I have this corresponding input text:
Clark is set to work in ''[[Superman (the Hero)|Superman]]'', a [[SuperHero Genre II]] movie directed [[Source:NYTimes]]...
Clark visited the [[University of Pleasantville]] campus in November 2009 to ...
*[[1973]] – [[Clark Kent]], superhero and newspaper reporter...
After appearing in other movies, Clark starred as [[negative hero]] [[Alternate Superman]] in ''[[Superman (2003 film)|Superman]]''...
Clark met ''[[Daily Planet]]'' reporter [[Louis Lane]]...</code>
This is the pattern code that I am using in Java:
<code>String pattern = "(?:\\p{Punct}|\\B|\\b)(\\[\\[[^(Arch:|Zeus:|Source:)].*?\\]\\])(?:\\p{Punct}|\\b|\\B)";
Pattern r = Pattern.compile(pattern);
Matcher m = r.matcher(data);
while (m.find( )) {
System.out.println("Found value: " + m.group(1) );
}
I am reading the file line by line using readLine of BufferedReader (sysout-ing every line as I parse it) and getting the following output using my regex:
Clark is set to work in ''[[Superman (the Hero)|Superman]]'', a [[SuperHero Genre II]] movie directed [[Source:NYTimes]]...
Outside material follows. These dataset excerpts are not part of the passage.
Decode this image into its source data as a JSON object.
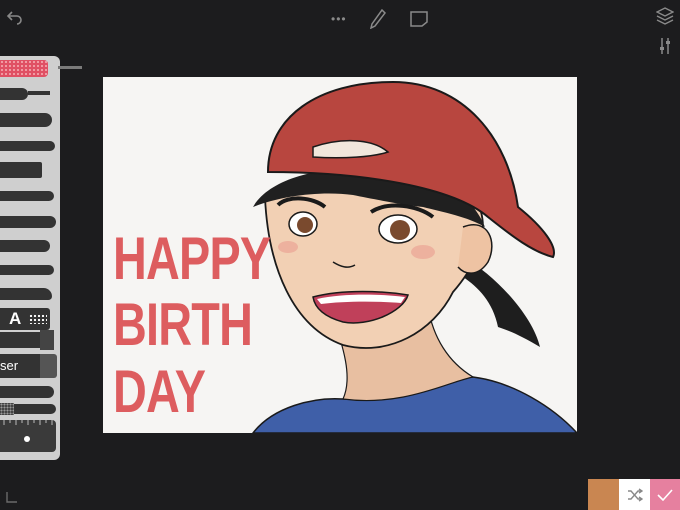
{
  "toolbar": {
    "more_glyph": "•••"
  },
  "canvas": {
    "text_lines": [
      "HAPPY",
      "BIRTH",
      "DAY"
    ]
  },
  "tool_panel": {
    "text_tool_label": "A",
    "eraser_label": "ser"
  },
  "colors": {
    "accent_text": "#dd5d5f",
    "swatch_primary": "#c98651",
    "swatch_secondary": "#ffffff",
    "confirm": "#e6809f"
  },
  "icons": [
    "undo-icon",
    "more-icon",
    "pen-icon",
    "paper-icon",
    "layers-icon",
    "adjust-icon",
    "shuffle-icon",
    "check-icon",
    "corner-icon"
  ]
}
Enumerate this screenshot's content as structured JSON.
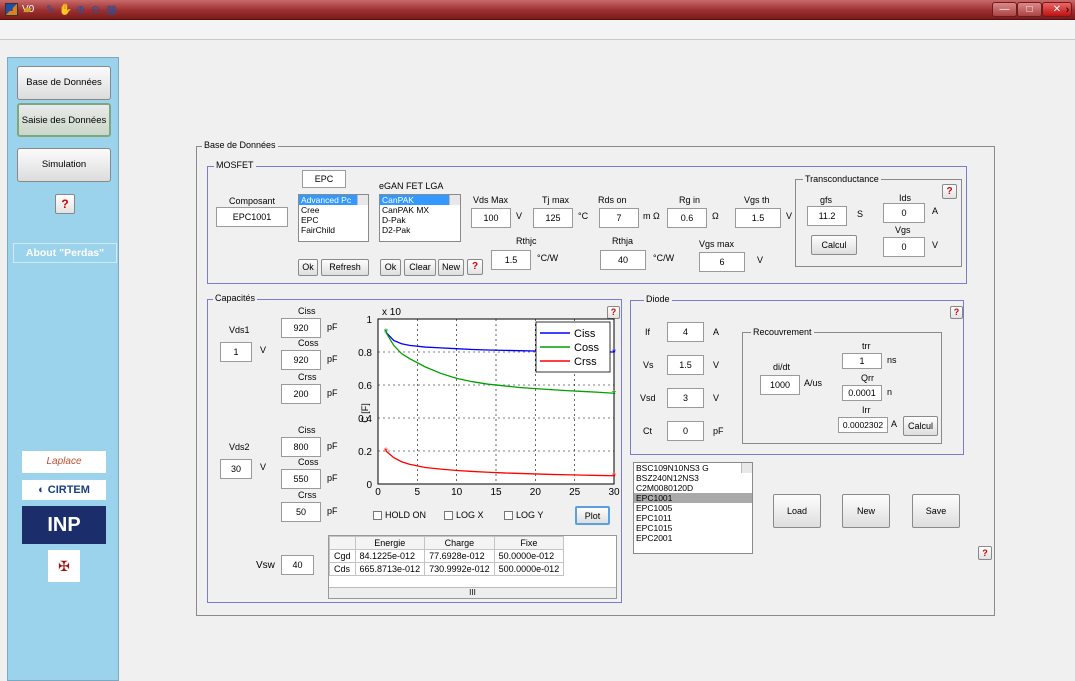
{
  "window": {
    "title": "V0",
    "minimize": "—",
    "maximize": "□",
    "close": "✕"
  },
  "sidebar": {
    "items": [
      "Base de Données",
      "Saisie des Données",
      "Simulation"
    ],
    "help": "?",
    "about": "About \"Perdas\"",
    "logos": [
      "Laplace",
      "CIRTEM",
      "INP",
      "Université de Toulouse"
    ]
  },
  "main": {
    "frame_title": "Base de Données"
  },
  "mosfet": {
    "title": "MOSFET",
    "help": "?",
    "epc_label": "EPC",
    "composant_label": "Composant",
    "composant_value": "EPC1001",
    "manufacturers": [
      "Advanced Pc",
      "Cree",
      "EPC",
      "FairChild"
    ],
    "egan_label": "eGAN FET LGA",
    "packages": [
      "CanPAK",
      "CanPAK MX",
      "D-Pak",
      "D2-Pak"
    ],
    "buttons": {
      "ok1": "Ok",
      "refresh": "Refresh",
      "ok2": "Ok",
      "clear": "Clear",
      "new": "New"
    },
    "params": [
      {
        "label": "Vds Max",
        "value": "100",
        "unit": "V"
      },
      {
        "label": "Tj max",
        "value": "125",
        "unit": "°C"
      },
      {
        "label": "Rds on",
        "value": "7",
        "unit": "m Ω"
      },
      {
        "label": "Rg in",
        "value": "0.6",
        "unit": "Ω"
      },
      {
        "label": "Vgs th",
        "value": "1.5",
        "unit": "V"
      }
    ],
    "rthjc": {
      "label": "Rthjc",
      "value": "1.5",
      "unit": "°C/W"
    },
    "rthja": {
      "label": "Rthja",
      "value": "40",
      "unit": "°C/W"
    },
    "vgsmax": {
      "label": "Vgs max",
      "value": "6",
      "unit": "V"
    },
    "trans": {
      "title": "Transconductance",
      "help": "?",
      "gfs_label": "gfs",
      "gfs_value": "11.2",
      "gfs_unit": "S",
      "ids_label": "Ids",
      "ids_value": "0",
      "ids_unit": "A",
      "vgs_label": "Vgs",
      "vgs_value": "0",
      "vgs_unit": "V",
      "calc": "Calcul"
    }
  },
  "cap": {
    "title": "Capacités",
    "help": "?",
    "vds1": {
      "label": "Vds1",
      "value": "1",
      "unit": "V"
    },
    "vds2": {
      "label": "Vds2",
      "value": "30",
      "unit": "V"
    },
    "set1": [
      {
        "label": "Ciss",
        "value": "920",
        "unit": "pF"
      },
      {
        "label": "Coss",
        "value": "920",
        "unit": "pF"
      },
      {
        "label": "Crss",
        "value": "200",
        "unit": "pF"
      }
    ],
    "set2": [
      {
        "label": "Ciss",
        "value": "800",
        "unit": "pF"
      },
      {
        "label": "Coss",
        "value": "550",
        "pF": "",
        "unit": "pF"
      },
      {
        "label": "Crss",
        "value": "50",
        "unit": "pF"
      }
    ],
    "vsw": {
      "label": "Vsw",
      "value": "40"
    },
    "checks": {
      "hold": "HOLD ON",
      "logx": "LOG X",
      "logy": "LOG Y"
    },
    "plot": "Plot",
    "table": {
      "headers": [
        "",
        "Energie",
        "Charge",
        "Fixe"
      ],
      "rows": [
        [
          "Cgd",
          "84.1225e-012",
          "77.6928e-012",
          "50.0000e-012"
        ],
        [
          "Cds",
          "665.8713e-012",
          "730.9992e-012",
          "500.0000e-012"
        ]
      ]
    },
    "scroll_mark": "III"
  },
  "chart_data": {
    "type": "line",
    "ylabel": "C [F]",
    "xlim": [
      0,
      30
    ],
    "ylim": [
      0,
      1
    ],
    "exponent": "x 10",
    "xticks": [
      "0",
      "5",
      "10",
      "15",
      "20",
      "25",
      "30"
    ],
    "yticks": [
      "0",
      "0.2",
      "0.4",
      "0.6",
      "0.8",
      "1"
    ],
    "grid": true,
    "legend": "top-right",
    "x": [
      1,
      2,
      3,
      4,
      6,
      8,
      10,
      12,
      14,
      16,
      18,
      20,
      22,
      24,
      26,
      28,
      30
    ],
    "series": [
      {
        "name": "Ciss",
        "color": "#0000ff",
        "values": [
          0.92,
          0.87,
          0.85,
          0.84,
          0.83,
          0.825,
          0.82,
          0.815,
          0.812,
          0.81,
          0.808,
          0.806,
          0.805,
          0.803,
          0.802,
          0.801,
          0.8
        ]
      },
      {
        "name": "Coss",
        "color": "#00a000",
        "values": [
          0.92,
          0.84,
          0.79,
          0.76,
          0.71,
          0.67,
          0.64,
          0.62,
          0.605,
          0.595,
          0.585,
          0.578,
          0.572,
          0.566,
          0.561,
          0.556,
          0.55
        ]
      },
      {
        "name": "Crss",
        "color": "#ff0000",
        "values": [
          0.2,
          0.16,
          0.135,
          0.12,
          0.1,
          0.09,
          0.082,
          0.076,
          0.071,
          0.067,
          0.064,
          0.061,
          0.058,
          0.056,
          0.054,
          0.052,
          0.05
        ]
      }
    ]
  },
  "diode": {
    "title": "Diode",
    "help": "?",
    "if": {
      "label": "If",
      "value": "4",
      "unit": "A"
    },
    "vs": {
      "label": "Vs",
      "value": "1.5",
      "unit": "V"
    },
    "vsd": {
      "label": "Vsd",
      "value": "3",
      "unit": "V"
    },
    "ct": {
      "label": "Ct",
      "value": "0",
      "unit": "pF"
    },
    "recouv": {
      "title": "Recouvrement",
      "didt_label": "di/dt",
      "didt_value": "1000",
      "didt_unit": "A/us",
      "trr_label": "trr",
      "trr_value": "1",
      "trr_unit": "ns",
      "qrr_label": "Qrr",
      "qrr_value": "0.0001",
      "qrr_unit": "n",
      "irr_label": "Irr",
      "irr_value": "0.0002302",
      "irr_unit": "A",
      "calc": "Calcul"
    }
  },
  "db": {
    "list": [
      "BSC109N10NS3 G",
      "BSZ240N12NS3",
      "C2M0080120D",
      "EPC1001",
      "EPC1005",
      "EPC1011",
      "EPC1015",
      "EPC2001"
    ],
    "selected": "EPC1001",
    "load": "Load",
    "new": "New",
    "save": "Save",
    "help": "?"
  }
}
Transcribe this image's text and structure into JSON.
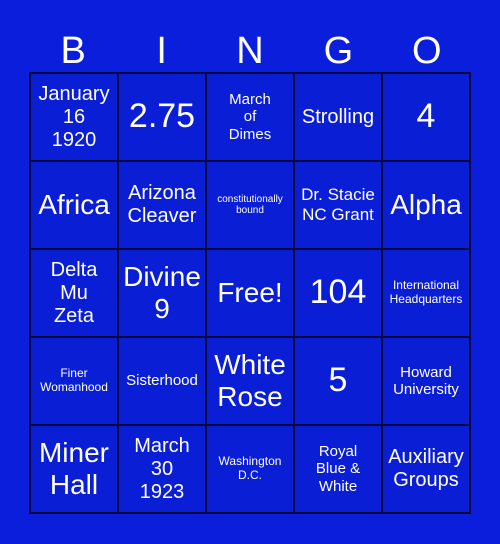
{
  "header": {
    "letters": [
      "B",
      "I",
      "N",
      "G",
      "O"
    ]
  },
  "colors": {
    "background": "#0a1edb",
    "cell": "#0a1ed6",
    "grid_line": "#0a0a3a",
    "text": "#ffffff"
  },
  "cells": [
    {
      "text": "January\n16\n1920",
      "size": "m"
    },
    {
      "text": "2.75",
      "size": "xl"
    },
    {
      "text": "March\nof\nDimes",
      "size": "s"
    },
    {
      "text": "Strolling",
      "size": "m"
    },
    {
      "text": "4",
      "size": "xl"
    },
    {
      "text": "Africa",
      "size": "l"
    },
    {
      "text": "Arizona\nCleaver",
      "size": "m"
    },
    {
      "text": "constitutionally\nbound",
      "size": "xxs"
    },
    {
      "text": "Dr. Stacie\nNC Grant",
      "size": "ms"
    },
    {
      "text": "Alpha",
      "size": "l"
    },
    {
      "text": "Delta\nMu\nZeta",
      "size": "m"
    },
    {
      "text": "Divine\n9",
      "size": "l"
    },
    {
      "text": "Free!",
      "size": "l"
    },
    {
      "text": "104",
      "size": "xl"
    },
    {
      "text": "International\nHeadquarters",
      "size": "xs"
    },
    {
      "text": "Finer\nWomanhood",
      "size": "xs"
    },
    {
      "text": "Sisterhood",
      "size": "s"
    },
    {
      "text": "White\nRose",
      "size": "l"
    },
    {
      "text": "5",
      "size": "xl"
    },
    {
      "text": "Howard\nUniversity",
      "size": "s"
    },
    {
      "text": "Miner\nHall",
      "size": "l"
    },
    {
      "text": "March\n30\n1923",
      "size": "m"
    },
    {
      "text": "Washington\nD.C.",
      "size": "xs"
    },
    {
      "text": "Royal\nBlue &\nWhite",
      "size": "s"
    },
    {
      "text": "Auxiliary\nGroups",
      "size": "m"
    }
  ]
}
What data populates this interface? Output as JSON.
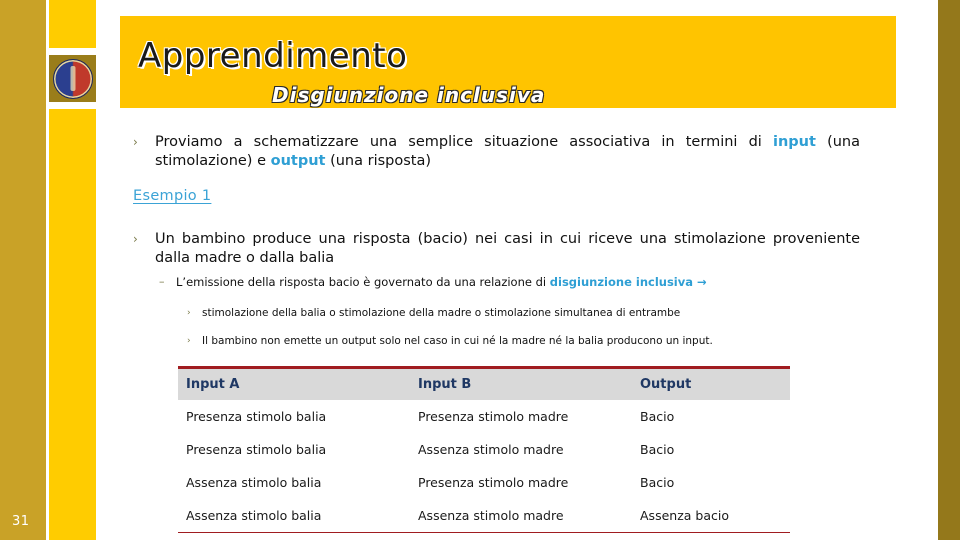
{
  "slide": {
    "number": "31",
    "title": "Apprendimento",
    "subtitle": "Disgiunzione  inclusiva"
  },
  "logo": {
    "name": "university-crest-logo"
  },
  "colors": {
    "band": "#ffc400",
    "left_strip": "#c9a227",
    "right_strip": "#94781b",
    "accent_blue": "#2f9fd4",
    "table_rule_red": "#a01c20",
    "table_header_bg": "#d9d9d9",
    "table_header_text": "#1f3864"
  },
  "body": {
    "bullet1": {
      "marker": "›",
      "part1": "Proviamo a schematizzare una semplice situazione associativa in termini di ",
      "accent1": "input",
      "part2": " (una stimolazione) e ",
      "accent2": "output",
      "part3": " (una risposta)"
    },
    "link": "Esempio  1",
    "bullet2": {
      "marker": "›",
      "text": "Un bambino produce una risposta (bacio) nei casi in cui riceve una stimolazione proveniente dalla madre o dalla balia"
    },
    "sub1": {
      "marker": "–",
      "part1": "L’emissione della risposta bacio è governato da una relazione di ",
      "accent": "disgiunzione inclusiva →"
    },
    "sub2": {
      "marker": "›",
      "text": "stimolazione della balia o stimolazione della madre o stimolazione simultanea di entrambe"
    },
    "sub3": {
      "marker": "›",
      "text": "Il bambino non emette un output solo nel caso in cui né la madre né la balia  producono un input."
    }
  },
  "table": {
    "headers": [
      "Input A",
      "Input B",
      "Output"
    ],
    "rows": [
      [
        "Presenza stimolo balia",
        "Presenza stimolo madre",
        "Bacio"
      ],
      [
        "Presenza stimolo balia",
        "Assenza stimolo madre",
        "Bacio"
      ],
      [
        "Assenza stimolo balia",
        "Presenza stimolo madre",
        "Bacio"
      ],
      [
        "Assenza stimolo balia",
        "Assenza stimolo madre",
        "Assenza bacio"
      ]
    ]
  }
}
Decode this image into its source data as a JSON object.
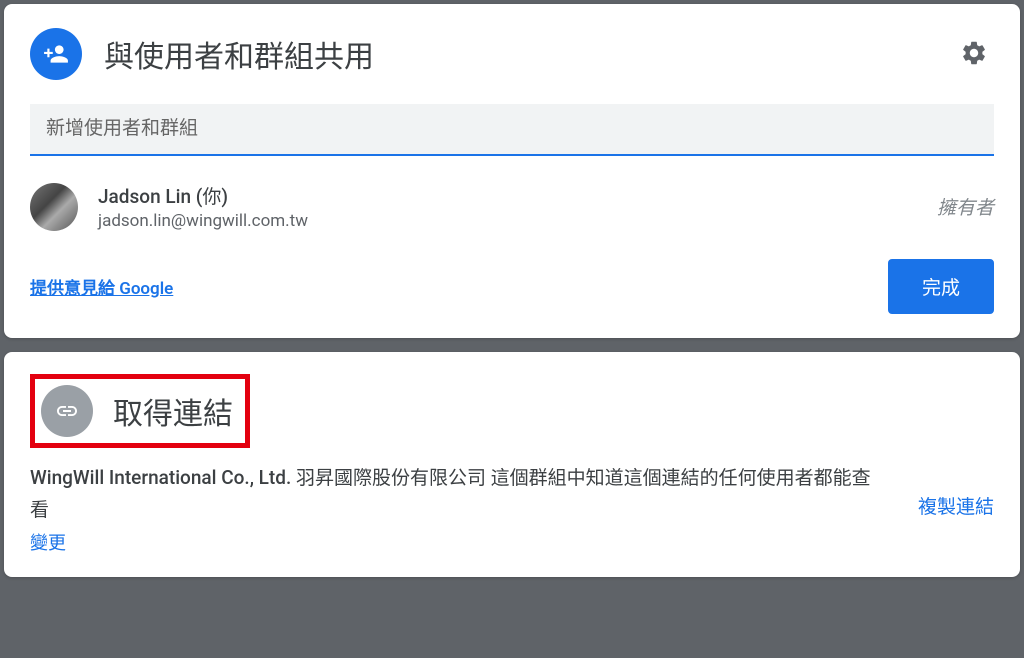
{
  "share": {
    "title": "與使用者和群組共用",
    "inputPlaceholder": "新增使用者和群組",
    "user": {
      "name": "Jadson Lin (你)",
      "email": "jadson.lin@wingwill.com.tw",
      "role": "擁有者"
    },
    "feedbackLabel": "提供意見給 Google",
    "doneLabel": "完成"
  },
  "link": {
    "title": "取得連結",
    "companyName": "WingWill International Co., Ltd. 羽昇國際股份有限公司",
    "descSuffix": " 這個群組中知道這個連結的任何使用者都能查看",
    "copyLabel": "複製連結",
    "changeLabel": "變更"
  }
}
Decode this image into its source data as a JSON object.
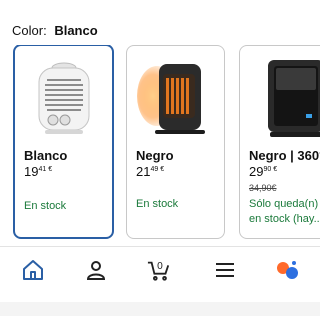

Clark visited the [[University of Pleasantville]] campus in November 2009 to ...
Found value: [[University of Pleasantville]]
*[[1973]] – [[Clark Kent]], superhero and newspaper reporter...
Found value: [[1973]]
After appearing in other movies, Clark starred as [[negative hero]] [[Alternate Superman]] in ''[[Superman (2003 film)|Superman]]''...
Found value: [[negative hero]]
Found value: [[Alternate Superman]]
Clark met ''[[Daily Planet]]'' reporter [[Louis Lane]]...
Found value: [[Daily Planet]]
Found value: [[Louis Lane]]
As you can see the problem: I am not able to extract all the stuffs within the braces [[I_want_to_extract_these_except_Source_or_Arch_or_Zeus]]. Example: From the first line I should've extracted [[Superman (the Hero)|Superman]] etc. but it didn't retrieve anything. How can I modify my regex to extract everything except the ones which have [[Source:something]] etc.? Thank you.